Council Regulation (EU) 2019/1111 of 25 June 2019 on jurisdiction, the recognition and enforcement of decisions in matrimonial matters and the matters of parental responsibility, and on international child abduction, entered into force on 1st August 2022.
This regulation replaces and recasts Council Regulation (EC) 2201/2003 of 27 November 2003 concerning jurisdiction and the recognition and enforcement of judgments in matrimonial matters and the matters of parental responsibility (Regulation Brussels II bis), repealing Regulation (EC) 1347/2000 (Regulation Brussels II). It is now known as Brussels II ter.
It aims to help to strengthen legal certainty and increase flexibility, to ensure that access to court proceedings is improved and to ensure that such proceedings are made more efficient. It should therefore make the handling of cross-border disputes involving children faster and less costly, without harming the interests of children.
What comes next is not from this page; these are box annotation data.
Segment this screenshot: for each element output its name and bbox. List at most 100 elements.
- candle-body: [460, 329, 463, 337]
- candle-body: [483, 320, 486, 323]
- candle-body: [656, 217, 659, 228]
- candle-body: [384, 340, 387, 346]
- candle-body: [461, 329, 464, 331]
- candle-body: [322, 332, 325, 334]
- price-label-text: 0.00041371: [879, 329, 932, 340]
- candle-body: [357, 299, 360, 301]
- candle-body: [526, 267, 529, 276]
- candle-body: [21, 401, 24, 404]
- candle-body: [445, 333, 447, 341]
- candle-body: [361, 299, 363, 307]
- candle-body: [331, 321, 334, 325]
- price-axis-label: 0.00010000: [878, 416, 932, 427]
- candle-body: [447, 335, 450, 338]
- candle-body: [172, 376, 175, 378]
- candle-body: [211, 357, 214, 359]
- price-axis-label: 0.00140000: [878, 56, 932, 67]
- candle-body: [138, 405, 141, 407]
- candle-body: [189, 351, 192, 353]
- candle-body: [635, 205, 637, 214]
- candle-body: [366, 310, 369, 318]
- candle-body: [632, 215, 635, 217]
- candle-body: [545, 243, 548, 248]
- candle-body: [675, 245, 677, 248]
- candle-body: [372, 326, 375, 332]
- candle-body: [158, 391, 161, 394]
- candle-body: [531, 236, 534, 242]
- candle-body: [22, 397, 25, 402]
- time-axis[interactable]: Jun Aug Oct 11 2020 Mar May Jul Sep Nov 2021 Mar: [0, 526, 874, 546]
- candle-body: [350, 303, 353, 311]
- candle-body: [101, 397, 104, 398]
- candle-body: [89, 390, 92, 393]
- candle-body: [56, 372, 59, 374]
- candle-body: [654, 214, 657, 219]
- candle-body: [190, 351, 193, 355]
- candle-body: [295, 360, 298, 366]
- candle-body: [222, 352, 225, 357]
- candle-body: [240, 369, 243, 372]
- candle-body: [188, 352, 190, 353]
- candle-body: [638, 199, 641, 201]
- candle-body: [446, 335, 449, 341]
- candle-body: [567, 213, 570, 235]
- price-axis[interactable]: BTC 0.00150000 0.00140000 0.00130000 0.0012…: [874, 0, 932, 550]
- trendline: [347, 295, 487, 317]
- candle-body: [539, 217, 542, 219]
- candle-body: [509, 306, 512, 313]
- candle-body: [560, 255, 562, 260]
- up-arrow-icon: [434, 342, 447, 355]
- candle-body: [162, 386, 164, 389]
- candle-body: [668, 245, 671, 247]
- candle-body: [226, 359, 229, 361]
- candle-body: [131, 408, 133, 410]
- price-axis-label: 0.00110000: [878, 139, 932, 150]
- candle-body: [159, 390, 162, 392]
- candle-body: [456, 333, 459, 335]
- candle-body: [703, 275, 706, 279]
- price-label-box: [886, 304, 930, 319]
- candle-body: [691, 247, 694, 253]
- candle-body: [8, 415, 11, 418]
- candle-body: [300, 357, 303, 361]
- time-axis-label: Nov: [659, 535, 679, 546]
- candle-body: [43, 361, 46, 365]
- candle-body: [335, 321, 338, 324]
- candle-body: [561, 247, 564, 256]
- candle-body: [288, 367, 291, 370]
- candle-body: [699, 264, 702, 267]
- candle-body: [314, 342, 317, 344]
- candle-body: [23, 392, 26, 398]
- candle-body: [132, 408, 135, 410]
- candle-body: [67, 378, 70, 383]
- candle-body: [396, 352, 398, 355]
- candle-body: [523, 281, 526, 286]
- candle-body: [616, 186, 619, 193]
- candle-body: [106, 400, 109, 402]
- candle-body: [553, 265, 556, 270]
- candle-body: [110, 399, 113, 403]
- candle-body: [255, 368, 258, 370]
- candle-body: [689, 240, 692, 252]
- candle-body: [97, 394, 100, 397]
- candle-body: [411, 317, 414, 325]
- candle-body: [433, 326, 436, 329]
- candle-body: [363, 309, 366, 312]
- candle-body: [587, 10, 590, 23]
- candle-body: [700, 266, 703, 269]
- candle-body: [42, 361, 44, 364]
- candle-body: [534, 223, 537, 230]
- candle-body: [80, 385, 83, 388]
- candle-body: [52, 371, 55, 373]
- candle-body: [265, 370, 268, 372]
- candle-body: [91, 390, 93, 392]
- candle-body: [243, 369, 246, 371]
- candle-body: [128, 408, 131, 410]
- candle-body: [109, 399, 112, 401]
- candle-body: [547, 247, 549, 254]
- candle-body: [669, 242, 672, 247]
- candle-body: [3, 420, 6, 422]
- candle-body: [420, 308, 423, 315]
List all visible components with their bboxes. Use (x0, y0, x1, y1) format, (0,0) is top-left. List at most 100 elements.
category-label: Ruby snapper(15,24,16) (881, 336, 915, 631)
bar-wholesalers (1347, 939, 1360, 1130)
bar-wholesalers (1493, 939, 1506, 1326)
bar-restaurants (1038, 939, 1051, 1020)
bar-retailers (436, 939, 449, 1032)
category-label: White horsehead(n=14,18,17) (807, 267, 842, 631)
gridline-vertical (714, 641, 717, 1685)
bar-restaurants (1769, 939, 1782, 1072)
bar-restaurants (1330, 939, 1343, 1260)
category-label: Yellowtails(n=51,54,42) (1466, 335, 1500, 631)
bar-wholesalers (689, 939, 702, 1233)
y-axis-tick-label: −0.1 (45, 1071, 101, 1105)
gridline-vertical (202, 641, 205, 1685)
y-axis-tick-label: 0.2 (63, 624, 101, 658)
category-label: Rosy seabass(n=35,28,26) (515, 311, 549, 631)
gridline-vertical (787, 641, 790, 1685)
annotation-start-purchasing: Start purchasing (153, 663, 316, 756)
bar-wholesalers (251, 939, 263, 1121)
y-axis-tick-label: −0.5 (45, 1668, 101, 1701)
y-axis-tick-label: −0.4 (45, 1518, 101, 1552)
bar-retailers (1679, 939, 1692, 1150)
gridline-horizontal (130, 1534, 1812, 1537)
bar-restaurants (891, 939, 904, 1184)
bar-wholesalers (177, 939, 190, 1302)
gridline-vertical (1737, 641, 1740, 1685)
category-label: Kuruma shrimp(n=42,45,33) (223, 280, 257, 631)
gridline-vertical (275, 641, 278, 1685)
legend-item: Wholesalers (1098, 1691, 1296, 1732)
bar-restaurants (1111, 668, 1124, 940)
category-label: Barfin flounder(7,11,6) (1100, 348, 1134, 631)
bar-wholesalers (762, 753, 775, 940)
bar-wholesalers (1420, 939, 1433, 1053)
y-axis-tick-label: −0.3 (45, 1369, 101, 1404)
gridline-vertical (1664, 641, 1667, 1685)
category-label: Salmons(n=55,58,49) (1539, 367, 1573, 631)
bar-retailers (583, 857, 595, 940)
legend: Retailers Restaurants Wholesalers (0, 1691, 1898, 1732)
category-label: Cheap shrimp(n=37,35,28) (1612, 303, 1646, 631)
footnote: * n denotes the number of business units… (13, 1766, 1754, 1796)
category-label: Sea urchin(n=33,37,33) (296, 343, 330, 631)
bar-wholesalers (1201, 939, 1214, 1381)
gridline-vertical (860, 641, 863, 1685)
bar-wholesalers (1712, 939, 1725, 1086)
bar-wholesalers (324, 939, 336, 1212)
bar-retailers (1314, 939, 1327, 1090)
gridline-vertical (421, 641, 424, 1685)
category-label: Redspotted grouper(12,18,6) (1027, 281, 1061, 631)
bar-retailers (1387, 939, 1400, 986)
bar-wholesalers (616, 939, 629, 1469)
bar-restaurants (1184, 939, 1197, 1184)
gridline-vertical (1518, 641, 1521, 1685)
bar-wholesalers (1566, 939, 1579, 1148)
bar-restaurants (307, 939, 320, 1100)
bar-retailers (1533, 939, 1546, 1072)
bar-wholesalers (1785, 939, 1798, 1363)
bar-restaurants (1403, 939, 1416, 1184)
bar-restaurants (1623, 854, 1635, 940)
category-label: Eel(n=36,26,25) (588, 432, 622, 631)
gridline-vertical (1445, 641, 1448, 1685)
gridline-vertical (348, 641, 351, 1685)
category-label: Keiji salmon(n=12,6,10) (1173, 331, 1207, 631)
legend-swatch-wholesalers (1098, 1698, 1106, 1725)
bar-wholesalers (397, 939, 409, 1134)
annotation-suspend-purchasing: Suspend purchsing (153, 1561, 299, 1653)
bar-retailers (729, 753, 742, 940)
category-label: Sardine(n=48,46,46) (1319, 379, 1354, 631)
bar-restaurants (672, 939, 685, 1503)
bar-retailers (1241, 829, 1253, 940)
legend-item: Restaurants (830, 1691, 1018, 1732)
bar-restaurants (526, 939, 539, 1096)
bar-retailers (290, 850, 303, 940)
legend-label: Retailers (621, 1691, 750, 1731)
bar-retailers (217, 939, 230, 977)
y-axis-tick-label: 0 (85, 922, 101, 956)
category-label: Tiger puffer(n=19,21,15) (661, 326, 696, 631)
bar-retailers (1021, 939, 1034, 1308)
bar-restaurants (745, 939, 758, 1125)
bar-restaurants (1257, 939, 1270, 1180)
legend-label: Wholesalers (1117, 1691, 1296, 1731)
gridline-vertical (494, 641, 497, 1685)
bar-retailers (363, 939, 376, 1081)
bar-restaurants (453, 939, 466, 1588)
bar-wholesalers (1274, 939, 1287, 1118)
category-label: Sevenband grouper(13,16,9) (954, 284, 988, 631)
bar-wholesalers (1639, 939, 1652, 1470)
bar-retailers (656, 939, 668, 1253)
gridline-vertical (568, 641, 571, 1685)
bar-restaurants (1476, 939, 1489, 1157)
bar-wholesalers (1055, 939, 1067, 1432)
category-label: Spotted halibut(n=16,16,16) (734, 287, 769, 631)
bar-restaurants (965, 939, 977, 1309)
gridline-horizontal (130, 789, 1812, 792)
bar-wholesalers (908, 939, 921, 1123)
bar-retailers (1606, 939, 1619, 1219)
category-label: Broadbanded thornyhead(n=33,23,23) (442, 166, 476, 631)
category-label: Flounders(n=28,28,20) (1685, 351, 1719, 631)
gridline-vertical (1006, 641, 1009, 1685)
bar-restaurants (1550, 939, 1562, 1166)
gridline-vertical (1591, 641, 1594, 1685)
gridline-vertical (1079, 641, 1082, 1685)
It applies in civil matters of:
a) divorce, legal separation or marriage annulment;
b) the attribution, exercise, delegation, restriction or termination of parental responsibility.
The regulation puts forward the abolition of any form of procedure for the recognition of a decision rendered in the European Union to be enforced in another country of the European Union (Articles 34 et seq.), as is already the case in other European regulations, by means of the issue of a certificate served on the person against whom enforcement is sought prior to the first enforcement measure (Article 55), in accordance with the provisions of Regulation (EU) 2020/1784 of the European Parliament and of the Council of 25 November 2020 relating to the service in the Member States of judicial and extrajudicial documents in civil or commercial matters.